1.2. The TOPO-EUROPE network

The TOPO-EUROPE network was officially launched during a symposium held in October 2005 in Heidelberg, Germany with the objective to tackle the challenges in continental topography research. TOPO-EUROPE aims at integrating European communities that hitherto have been active under discrete research and implementation schemes in the field of continental topography research. Subjects that have been addressed include land subsidence and uplift, and fluctuations of the erosional base level in response to sea-level changes and local tectonics.

The TOPO-EUROPE network serves as a vehicle to (i) advance the understanding of processes controlling topography development and related geohazards, (ii) promote Europe as international scientific leader in the new field of continental topography research, (iii) provide improved working opportunities for high-level researchers, and (iv) counteract the brain drain to areas outside Europe.

With the establishment of a strong network of collaborating institutes, the international TOPO-EUROPE project will be able to tackle a set of outstanding questions pertaining to lithospheric, surface and climate-related processes controlling the on-going topography evolution and related natural hazards of the Alps/Carpathians-Pannonian Basin System, the West and Central European Platform, the Apennines-Aegean-Anatolian region, the Iberian Peninsula, the Scandinavian Atlantic Margin, the East-European Platform and the Caucasus-Levant area. These natural laboratories comprise some of the best-documented orogens, sedimentary basins and continental margins worldwide.
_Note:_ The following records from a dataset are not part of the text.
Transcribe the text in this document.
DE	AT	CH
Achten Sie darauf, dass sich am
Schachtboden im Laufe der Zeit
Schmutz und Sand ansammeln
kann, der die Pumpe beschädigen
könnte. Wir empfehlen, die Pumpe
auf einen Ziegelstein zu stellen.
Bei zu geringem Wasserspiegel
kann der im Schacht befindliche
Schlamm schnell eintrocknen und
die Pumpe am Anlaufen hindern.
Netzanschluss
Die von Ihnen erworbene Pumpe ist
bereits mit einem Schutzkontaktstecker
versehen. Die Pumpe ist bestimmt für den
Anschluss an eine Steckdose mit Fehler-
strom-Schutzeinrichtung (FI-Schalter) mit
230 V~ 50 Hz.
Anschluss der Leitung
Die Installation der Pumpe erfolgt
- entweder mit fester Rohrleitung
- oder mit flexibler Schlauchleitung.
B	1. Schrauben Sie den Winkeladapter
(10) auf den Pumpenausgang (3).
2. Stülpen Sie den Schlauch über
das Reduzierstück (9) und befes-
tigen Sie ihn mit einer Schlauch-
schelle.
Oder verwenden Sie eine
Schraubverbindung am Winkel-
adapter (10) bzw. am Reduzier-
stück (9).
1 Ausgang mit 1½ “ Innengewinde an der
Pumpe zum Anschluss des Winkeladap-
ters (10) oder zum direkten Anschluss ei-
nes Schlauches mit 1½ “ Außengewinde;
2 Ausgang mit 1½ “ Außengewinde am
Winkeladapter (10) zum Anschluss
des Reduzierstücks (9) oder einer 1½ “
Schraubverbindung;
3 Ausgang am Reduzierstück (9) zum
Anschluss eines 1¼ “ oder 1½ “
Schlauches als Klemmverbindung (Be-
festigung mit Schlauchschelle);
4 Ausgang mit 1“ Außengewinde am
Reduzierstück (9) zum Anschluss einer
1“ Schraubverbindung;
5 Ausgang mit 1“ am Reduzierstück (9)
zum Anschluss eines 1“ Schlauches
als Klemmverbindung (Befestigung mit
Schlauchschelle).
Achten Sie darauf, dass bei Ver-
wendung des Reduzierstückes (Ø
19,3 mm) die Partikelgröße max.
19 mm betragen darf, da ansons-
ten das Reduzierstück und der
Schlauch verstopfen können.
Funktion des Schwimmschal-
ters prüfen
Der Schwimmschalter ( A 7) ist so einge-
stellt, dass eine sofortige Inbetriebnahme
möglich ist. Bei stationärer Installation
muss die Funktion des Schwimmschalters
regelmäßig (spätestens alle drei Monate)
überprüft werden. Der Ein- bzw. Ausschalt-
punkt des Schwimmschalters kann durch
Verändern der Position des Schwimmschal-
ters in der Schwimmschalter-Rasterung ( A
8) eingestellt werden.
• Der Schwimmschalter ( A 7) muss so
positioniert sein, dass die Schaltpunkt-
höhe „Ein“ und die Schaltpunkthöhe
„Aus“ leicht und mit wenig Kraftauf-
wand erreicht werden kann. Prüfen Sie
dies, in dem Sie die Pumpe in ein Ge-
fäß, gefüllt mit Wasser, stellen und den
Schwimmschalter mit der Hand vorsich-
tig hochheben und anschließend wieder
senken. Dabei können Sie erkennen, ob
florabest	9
As such, they offer key study areas for the development of a new generation of models for on-going lithospheric deformation and its effect on continental topography development, both on regional and local scales.

Research will focus on the interplay between active tectonics, topography evolution, and related sea-level changes and drainage pattern development. This includes the development of an integrated observation and analysis strategy, focusing on large-scale changes in vulnerable areas of Europe. Geoprediction in poly-phase deformed and tectonically active orogenic systems requires multidisciplinary efforts and, therefore, the interaction and collaboration of researchers covering a broad field of expertise. Among other eminent scientific disciplines, geology, geophysics, geodesy, hydrology, climatology, as well as various fields of geotechnology will be integrated. TOPO-EUROPE will address several scientific issues of key relevance, such as (i) the 4D development of Europe’s topography, (ii) the quantification of source-to-sink relations to quantify sediment budgets, (iii) the quantification of land subsidence in the basins and deltas of Europe, (iv) the quantification of land uplift in orogenic and intraplate domains, (v) the quantification of tectonically controlled river evolution and (vi) the effects of climate changes.

This paper aims at giving an overview on continental topography research, its future challenges and expected breakthroughs. Its first part summarizes old and new methods and techniques available to TOPO-EUROPE researchers. Its second part discusses the state of research in some of the ‘natural laboratories’ that have been selected as targets for TOPO-EUROPE research during the next 10 years. In the third part of this paper the TOPO-EUROPE science plan is presented, including specific targets and expected deliverables of the programme in the years to come.